1) \((0 \le \Vert v_1 \Vert) \land ((0 = \Vert v_1 \Vert) \iff (v_1 = 0))\): \(\Vert v_1 \Vert = \Vert v_1^{j_1} b_{j_1} + ... + v_1^{j_l} b_{j_l} \Vert = \vert v_1^{j_1} \vert + ... + \vert v_1^{j_l} \vert\), so, \(0 \le \Vert v_1 \Vert\); when \(v_1 = 0\), \(\Vert v_1 \Vert = 0\) as is seen in Step 1, while when \(\Vert v_1 \Vert = 0\), if \(v_1 \neq 0\), \(v_1 = v^{j_1} b_{j_1} + ... + v^{j_l} b_{j_l}\) with some nonzero components, and \(0 \lt \vert v^{j_1} \vert + ... + \vert v^{j_l} \vert\), a contradiction, so, \(v_1 = 0\).
2) \(\Vert r v_1 \Vert = \vert r \vert \Vert v_1 \Vert\): \(\Vert r v_1 \Vert = \Vert r (v_1^{j_1} b_{j_1} + ... + v_1^{j_l} b_{j_l}) \Vert = \vert r v_1^{j_1} \vert + ... + \vert r v_1^{j_l} \vert = \vert r \vert \vert v_1^{j_1} \vert + ... + \vert r \vert \vert v_1^{j_l} \vert = \vert r \vert (\vert v_1^{j_1} \vert + ... + \vert v_1^{j_l} \vert) = \vert r \vert \Vert v_1 \Vert\).

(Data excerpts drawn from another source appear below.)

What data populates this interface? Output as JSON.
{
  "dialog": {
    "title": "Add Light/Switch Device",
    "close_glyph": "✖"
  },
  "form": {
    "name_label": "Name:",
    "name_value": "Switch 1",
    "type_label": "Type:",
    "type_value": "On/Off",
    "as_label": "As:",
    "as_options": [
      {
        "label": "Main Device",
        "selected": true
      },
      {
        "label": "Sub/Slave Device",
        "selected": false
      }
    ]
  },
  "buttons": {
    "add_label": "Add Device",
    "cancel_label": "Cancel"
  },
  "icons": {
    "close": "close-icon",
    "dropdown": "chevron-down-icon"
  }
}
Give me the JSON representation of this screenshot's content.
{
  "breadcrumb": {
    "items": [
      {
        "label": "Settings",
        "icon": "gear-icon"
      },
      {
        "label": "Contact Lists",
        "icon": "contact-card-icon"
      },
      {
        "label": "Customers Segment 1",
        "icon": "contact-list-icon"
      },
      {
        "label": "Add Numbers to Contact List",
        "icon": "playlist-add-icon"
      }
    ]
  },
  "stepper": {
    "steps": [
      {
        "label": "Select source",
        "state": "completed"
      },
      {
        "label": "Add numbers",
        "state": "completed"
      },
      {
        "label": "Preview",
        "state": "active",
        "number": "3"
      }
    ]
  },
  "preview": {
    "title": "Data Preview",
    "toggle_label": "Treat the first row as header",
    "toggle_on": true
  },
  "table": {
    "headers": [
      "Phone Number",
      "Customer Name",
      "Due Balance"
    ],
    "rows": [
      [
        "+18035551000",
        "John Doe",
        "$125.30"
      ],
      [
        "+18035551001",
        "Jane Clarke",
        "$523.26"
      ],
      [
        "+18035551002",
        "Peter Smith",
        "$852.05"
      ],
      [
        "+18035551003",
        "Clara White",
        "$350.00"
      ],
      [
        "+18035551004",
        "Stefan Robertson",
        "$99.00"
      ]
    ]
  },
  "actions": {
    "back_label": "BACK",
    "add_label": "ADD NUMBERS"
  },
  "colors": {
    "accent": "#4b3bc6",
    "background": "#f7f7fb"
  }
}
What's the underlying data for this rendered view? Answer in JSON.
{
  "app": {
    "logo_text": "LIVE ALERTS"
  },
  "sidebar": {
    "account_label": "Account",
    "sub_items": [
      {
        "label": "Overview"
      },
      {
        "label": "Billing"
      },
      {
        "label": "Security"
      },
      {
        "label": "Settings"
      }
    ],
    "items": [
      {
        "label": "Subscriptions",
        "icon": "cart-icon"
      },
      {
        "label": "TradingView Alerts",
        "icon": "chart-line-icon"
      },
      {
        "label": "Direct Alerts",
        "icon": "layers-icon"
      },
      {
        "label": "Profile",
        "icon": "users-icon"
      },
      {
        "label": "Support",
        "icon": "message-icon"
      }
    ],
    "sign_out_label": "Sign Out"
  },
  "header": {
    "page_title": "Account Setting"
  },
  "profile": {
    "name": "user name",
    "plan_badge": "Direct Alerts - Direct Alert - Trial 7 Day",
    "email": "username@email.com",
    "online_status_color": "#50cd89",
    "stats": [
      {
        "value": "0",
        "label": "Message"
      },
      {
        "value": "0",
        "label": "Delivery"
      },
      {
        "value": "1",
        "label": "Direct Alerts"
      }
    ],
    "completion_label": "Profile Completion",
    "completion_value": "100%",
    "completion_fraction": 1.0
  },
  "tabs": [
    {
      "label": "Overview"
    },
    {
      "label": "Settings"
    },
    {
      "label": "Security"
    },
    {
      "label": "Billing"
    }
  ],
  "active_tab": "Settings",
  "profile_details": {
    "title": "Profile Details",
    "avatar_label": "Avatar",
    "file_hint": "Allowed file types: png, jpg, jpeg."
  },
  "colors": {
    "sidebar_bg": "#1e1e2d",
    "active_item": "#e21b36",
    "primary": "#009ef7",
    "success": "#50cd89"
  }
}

3) \(\Vert v_1 + v_2 \Vert \le \Vert v_1 \Vert + \Vert v_2 \Vert\): \(\Vert v_1 + v_2 \Vert = \Vert v_1^{m_1} b_{m_1} + ... + v_1^{m_n} b_{m_n} + v_2^{o_1} b_{o_1} + ... + v_2^{o_p} b_{o_p} \Vert\); now, denote \(\{b_{m_1}, ..., b_{m_n}\} = \{b_m \in B \vert m \in M\}\) and \(\{b_{o_1}, ..., b_{o_p}\} = \{b_o \in B \vert o \in O\}\), then, \(M \cap O\) may not be empty, and \(v_1^{m_1} b_{m_1} + ... + v_1^{m_n} b_{m_n} = \sum_{m \in M} v_1^m b_m = \sum_{m \in M \setminus O} v_1^m b_m + \sum_{m \in M \cap O} v_1^m b_m\) and \(v_2^{o_1} b_{o_1} + ... + v_2^{o_p} b_{o_p} = \sum_{o \in O} v_2^o b_o = \sum_{o \in O \setminus M} v_2^o b_o + \sum_{o \in O \cap M} v_2^o b_o\), so, \(v_1^{m_1} b_{m_1} + ... + v_1^{m_n} b_{m_n} + v_2^{o_1} b_{o_1} + ... + v_2^{o_p} b_{o_p} = \sum_{m \in M \setminus O} v_1^m b_m + \sum_{m \in M \cap O} v_1^m b_m + \sum_{o \in O \setminus M} v_2^o b_o + \sum_{o \in O \cap M} v_2^o b_o = \sum_{m \in M \setminus O} v_1^m b_m + \sum_{o \in O \setminus M} v_2^o b_o + \sum_{m \in M \cap O} (v_1^m + v_2^m) b_m\), and \(\Vert v_1 + v_2 \Vert = \sum_{m \in M \setminus O} \vert v_1^m \vert + \sum_{o \in O \setminus M} \vert v_2^o \vert + \sum_{m \in M \cap O} \vert v_1^m + v_2^m \vert \le \sum_{m \in M \setminus O} \vert v_1^m \vert + \sum_{o \in O \setminus M} \vert v_2^o \vert + \sum_{m \in M \cap O} (\vert v_1^m \vert + \vert v_2^m \vert) = \sum_{m \in M \setminus O} \vert v_1^m \vert + \sum_{m \in M \cap O} \vert v_1^m \vert + \sum_{o \in O \setminus M} \vert v_2^o \vert + \sum_{o \in M \cap O} \vert v_2^o \vert = \sum_{m \in M} \vert v_1^m \vert + \sum_{o \in O} \vert v_2^o \vert = \Vert v_1 \Vert + \Vert v_2 \Vert\).
3: Note
So, while we have proved the proposition that for any finite-dimensional real or complex vectors space, taking any basis and the sum of the absolute components for each vector is a norm, the finite-dimensional requirement is really unnecessary.